Between 1892-93, Massey and the 3rd Marquess of Bute corresponded with each other, planning necessary electrical work to be undertaken at Mount Stuart during the 1890s - even discussing an electrically powered laundry. It was during the replacement and improvement of wiring the House in the 1890s when the present spherical glass pendant light fittings by the Scottish Arts and Crafts architect and designer Robert Weir Schultz were installed – these can still be seen on tours of the House today.

In February 2022, a ticket was found under the floorboards of the Gallery near the Lady Bute Room during the Mount Stuart Rewiring Project. It was likely to have been originally wrapped around the Victorian electrical wires when they were delivered to Mount Stuart, and removed in the process of their installation in 1896.

The ticket notes that the wire cable came from Lot 90769, and was manufactured by W. T. Glover & Co, which was one of the largest electrical wire and cable companies in the North West of England at the end of the 19th century. Walter T. Glover began as a commercial machinery agent in the Lancashire cotton industry, founding the wire manufacturing company W.T. Glover in 1868 in Salford, Manchester. During the 19th century, Manchester was a hub of the Industrial and Technological Revolution, producing an array of goods that were traded around a global network.

Glovers became specialists in manufacturing insulated copper wires which were covered in braided cotton for use on signaling, bell, and telephone circuits. They later expanded their business into lead sheathed cables, as well as cables using rubber strips, compounded cotton braid, and waterproof tape, tapping into the increased use of electricity in Mancunian factories and within private homes.

Catalogues held by Science and Industry Museum featuring Glover’s stock from between 1892-1897 suggest that the class of cable the ticket was attached to was a pure rubber insulation non-ignitable cord, covered in Genappe (a smooth worsted yarn used for braid).

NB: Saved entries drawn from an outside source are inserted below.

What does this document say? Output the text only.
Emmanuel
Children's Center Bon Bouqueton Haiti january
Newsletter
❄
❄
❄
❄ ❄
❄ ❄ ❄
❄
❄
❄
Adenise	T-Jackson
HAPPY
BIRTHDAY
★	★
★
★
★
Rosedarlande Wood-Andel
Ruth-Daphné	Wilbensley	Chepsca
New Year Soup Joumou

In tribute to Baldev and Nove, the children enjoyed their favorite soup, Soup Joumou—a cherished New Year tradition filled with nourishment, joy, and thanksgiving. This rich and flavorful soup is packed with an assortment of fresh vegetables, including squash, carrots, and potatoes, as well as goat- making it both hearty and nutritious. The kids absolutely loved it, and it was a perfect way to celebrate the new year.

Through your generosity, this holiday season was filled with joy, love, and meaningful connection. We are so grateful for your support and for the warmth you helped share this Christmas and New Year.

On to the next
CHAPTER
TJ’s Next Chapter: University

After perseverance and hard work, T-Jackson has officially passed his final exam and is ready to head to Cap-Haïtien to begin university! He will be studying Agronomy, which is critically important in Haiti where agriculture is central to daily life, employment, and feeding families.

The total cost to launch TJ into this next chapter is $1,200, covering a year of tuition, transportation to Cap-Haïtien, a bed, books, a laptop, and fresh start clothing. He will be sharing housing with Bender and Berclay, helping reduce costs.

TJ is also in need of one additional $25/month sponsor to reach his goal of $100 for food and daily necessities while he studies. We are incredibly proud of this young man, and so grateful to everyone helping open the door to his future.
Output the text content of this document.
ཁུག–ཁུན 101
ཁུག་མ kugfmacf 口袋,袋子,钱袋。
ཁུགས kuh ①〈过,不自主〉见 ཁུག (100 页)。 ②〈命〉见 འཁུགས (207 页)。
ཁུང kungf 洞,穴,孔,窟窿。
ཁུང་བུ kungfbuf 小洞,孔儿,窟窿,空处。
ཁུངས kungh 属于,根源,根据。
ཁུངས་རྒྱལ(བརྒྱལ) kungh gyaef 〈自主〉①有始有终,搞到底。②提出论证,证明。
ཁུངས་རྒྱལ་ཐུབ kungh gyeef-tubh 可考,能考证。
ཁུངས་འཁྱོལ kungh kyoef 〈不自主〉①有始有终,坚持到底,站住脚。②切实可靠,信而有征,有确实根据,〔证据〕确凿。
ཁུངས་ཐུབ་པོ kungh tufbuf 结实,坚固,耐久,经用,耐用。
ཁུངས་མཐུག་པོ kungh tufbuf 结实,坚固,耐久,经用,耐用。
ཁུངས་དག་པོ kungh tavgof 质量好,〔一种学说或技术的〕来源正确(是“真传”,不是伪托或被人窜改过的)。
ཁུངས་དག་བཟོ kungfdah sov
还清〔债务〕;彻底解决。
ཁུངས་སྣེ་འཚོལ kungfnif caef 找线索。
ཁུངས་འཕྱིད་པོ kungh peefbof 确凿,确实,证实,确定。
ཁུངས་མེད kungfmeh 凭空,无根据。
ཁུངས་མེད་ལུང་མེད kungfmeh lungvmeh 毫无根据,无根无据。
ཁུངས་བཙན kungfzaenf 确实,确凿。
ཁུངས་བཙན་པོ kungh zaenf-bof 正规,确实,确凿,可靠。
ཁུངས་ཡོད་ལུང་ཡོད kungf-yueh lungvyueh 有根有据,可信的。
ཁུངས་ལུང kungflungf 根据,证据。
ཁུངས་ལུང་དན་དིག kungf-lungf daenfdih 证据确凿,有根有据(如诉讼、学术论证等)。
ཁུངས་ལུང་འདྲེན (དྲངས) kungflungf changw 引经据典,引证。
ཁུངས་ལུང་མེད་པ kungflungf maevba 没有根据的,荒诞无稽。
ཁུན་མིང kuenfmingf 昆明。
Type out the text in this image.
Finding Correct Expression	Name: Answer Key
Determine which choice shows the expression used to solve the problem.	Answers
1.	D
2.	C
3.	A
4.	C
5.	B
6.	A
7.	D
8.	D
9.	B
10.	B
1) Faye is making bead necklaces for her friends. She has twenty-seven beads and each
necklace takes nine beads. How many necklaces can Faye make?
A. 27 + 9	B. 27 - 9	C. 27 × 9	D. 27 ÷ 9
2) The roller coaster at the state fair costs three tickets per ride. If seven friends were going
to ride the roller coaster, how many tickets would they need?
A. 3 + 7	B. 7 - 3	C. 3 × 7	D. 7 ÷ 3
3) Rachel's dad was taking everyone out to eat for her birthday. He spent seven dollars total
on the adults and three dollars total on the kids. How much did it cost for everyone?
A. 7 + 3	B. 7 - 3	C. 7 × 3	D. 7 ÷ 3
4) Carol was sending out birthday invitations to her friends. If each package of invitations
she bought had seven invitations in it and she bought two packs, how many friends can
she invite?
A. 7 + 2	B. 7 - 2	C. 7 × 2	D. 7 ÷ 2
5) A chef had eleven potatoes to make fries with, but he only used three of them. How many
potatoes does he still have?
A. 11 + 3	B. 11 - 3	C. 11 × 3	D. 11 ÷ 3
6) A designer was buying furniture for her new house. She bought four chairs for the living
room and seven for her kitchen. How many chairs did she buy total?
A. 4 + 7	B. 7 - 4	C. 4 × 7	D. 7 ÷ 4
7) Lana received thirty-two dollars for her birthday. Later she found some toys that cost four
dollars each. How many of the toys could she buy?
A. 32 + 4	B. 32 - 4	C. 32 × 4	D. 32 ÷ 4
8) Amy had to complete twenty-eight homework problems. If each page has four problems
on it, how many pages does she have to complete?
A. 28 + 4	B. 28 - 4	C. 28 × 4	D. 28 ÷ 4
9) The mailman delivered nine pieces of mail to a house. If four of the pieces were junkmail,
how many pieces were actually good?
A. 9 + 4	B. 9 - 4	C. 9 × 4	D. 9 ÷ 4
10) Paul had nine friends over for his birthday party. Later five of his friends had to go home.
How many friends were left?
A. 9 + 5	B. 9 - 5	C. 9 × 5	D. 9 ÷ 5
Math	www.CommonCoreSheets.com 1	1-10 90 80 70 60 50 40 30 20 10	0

After being produced by Glovers, the cables came to Mount Stuart on a long journey from Manchester, travelling via the Caledonian Railway, first stopping at Glasgow Central Station before being transported to Wemyss Bay and onto Rothesay.

The ticket documents an important and innovative period in the architectural evolution of Mount Stuart - a legacy that is being continued today by the Mount Stuart Rewiring Project. Over 124 years after it was left under the floorboards of the Gallery, the ticket will now join the Archive of the Bute Collection at Mount Stuart, which preserves over 800 years of history.

Our grateful thanks go to the archivists at the Science and Industry Museum, Manchester, for kindly assisting us with our research on the discovered ticket.